Boo-frickin’-hoo is what Royal & Ancient chief executive Peter Dawson may have wanted to tell Tiger Woods, Darren Clarke, and some other British Open players who complained that the rough at Royal Lytham & St Annes seemed a tad on the brutish side.

Instead, Dawson told The Guardian that sometimes it rains in England in the summertime.

“The rough is up but the course is reasonably generous on width and most of the players seem happy with it, at least those I have spoken to, maybe 20 or so,” Dawson said. “It’s nature. We are not starting bailing rough on seaside courses. It grows in the month before the championship. Some years we have a dry summer [and] you get wispy rough; in wetter warmish conditions you get thick rough and a softer course. We don’t cut the rough other than the first and second cut.”

Dawson was compelled to defend conditions at Royal Lytham after British tabloids made mincemeat of Woods’ comments about the difficulty of hitting from the area off the fairways at the site of this week’s Open. While the Daily Mail and The Mirror accused Woods of calling the course “unplayable,” what the three-time Open Championship winner actually said was somewhat less blasphemous.

“Oh my God,” he told reporters after a Sunday practice round, “it’s just that you can’t get out of it. The bottom six inches is so lush. The wispy stuff, we’ve always faced that at every British Open. But that bottom six inches, in some places it’s almost unplayable. I’ve never seen the rough this high or thick and dense.”
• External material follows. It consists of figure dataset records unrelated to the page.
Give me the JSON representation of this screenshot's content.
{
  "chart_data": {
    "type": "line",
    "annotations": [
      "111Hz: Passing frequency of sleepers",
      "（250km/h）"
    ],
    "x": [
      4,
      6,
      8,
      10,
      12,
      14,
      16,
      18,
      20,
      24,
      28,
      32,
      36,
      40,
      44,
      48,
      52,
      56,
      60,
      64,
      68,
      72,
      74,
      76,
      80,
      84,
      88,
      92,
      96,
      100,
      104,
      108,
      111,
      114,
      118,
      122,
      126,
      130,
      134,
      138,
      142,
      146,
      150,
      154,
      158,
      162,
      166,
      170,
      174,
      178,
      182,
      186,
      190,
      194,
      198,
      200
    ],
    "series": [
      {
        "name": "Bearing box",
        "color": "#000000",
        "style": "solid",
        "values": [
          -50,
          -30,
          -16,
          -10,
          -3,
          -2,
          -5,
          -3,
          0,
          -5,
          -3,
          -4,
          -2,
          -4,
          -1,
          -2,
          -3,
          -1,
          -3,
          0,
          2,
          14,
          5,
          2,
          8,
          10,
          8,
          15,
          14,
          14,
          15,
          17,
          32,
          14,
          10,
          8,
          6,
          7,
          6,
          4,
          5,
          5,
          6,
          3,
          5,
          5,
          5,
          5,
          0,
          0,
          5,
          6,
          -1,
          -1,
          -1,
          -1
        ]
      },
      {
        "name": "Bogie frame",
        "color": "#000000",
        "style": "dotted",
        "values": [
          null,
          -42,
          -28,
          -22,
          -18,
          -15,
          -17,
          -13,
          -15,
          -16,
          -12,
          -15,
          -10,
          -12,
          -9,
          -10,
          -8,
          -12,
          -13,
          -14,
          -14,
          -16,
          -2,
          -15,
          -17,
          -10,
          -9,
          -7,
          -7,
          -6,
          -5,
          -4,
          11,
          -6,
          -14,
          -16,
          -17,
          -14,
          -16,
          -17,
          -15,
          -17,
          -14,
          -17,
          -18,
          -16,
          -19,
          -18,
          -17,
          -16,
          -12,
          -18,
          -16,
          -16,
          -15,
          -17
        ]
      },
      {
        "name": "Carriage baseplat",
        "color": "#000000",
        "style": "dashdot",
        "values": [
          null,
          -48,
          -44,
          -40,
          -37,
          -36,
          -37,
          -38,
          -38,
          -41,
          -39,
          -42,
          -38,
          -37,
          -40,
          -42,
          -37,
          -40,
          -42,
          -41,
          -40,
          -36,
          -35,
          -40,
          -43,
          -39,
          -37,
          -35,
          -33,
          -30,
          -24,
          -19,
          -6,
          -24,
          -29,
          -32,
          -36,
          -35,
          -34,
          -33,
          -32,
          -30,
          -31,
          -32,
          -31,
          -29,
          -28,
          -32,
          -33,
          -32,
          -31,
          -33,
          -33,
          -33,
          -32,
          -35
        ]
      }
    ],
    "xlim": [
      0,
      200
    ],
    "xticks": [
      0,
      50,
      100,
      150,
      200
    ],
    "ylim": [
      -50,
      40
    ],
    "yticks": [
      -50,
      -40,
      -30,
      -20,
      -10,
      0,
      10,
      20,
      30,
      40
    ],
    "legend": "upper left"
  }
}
Woods was not alone in his concerns. Defending champ Darren Clarke and Ian Poulter also went on the record about the shape of the deep stuff.

“There are a few patches out there where it’s just absolutely brutal. If you start spraying the ball around this week you might as well go home,” Clarke told reporters. “It’s a big challenge. There’s a really huge premium on accuracy this week. There are a few places you could lose your ball, even with spotters and everything. And even if they do find the balls in some of those areas I don’t know if you’ll be able to take a full swing and move it.”

Poulter went so far as to claim he witnessed workers on Monday further soaking the already soggy roughage.

“When I was out there at 4: 50 a.m. this morning I did see them watering the rough,” The Guardian quoted Poulter as saying. “I can’t even remember on what hole but I was scratching the top of my head thinking‚ ‘Wow.’”

With The Guardian noting that this has been “the wettest British summer in living memory,” and with rain in some form expected through Friday, Dawson hoped to dispel worries about the upcoming golf tourney. He noted, however, that flooding could be an issue.

”We have rain, a wet week but we will cope with it,” he said. “I am not sitting here saying we are not going to have a problem. We might. The issue is the water table is very high.”

Apparently not as high, however, as the rough, according to Messrs. Woods, Clarke, and Poulter.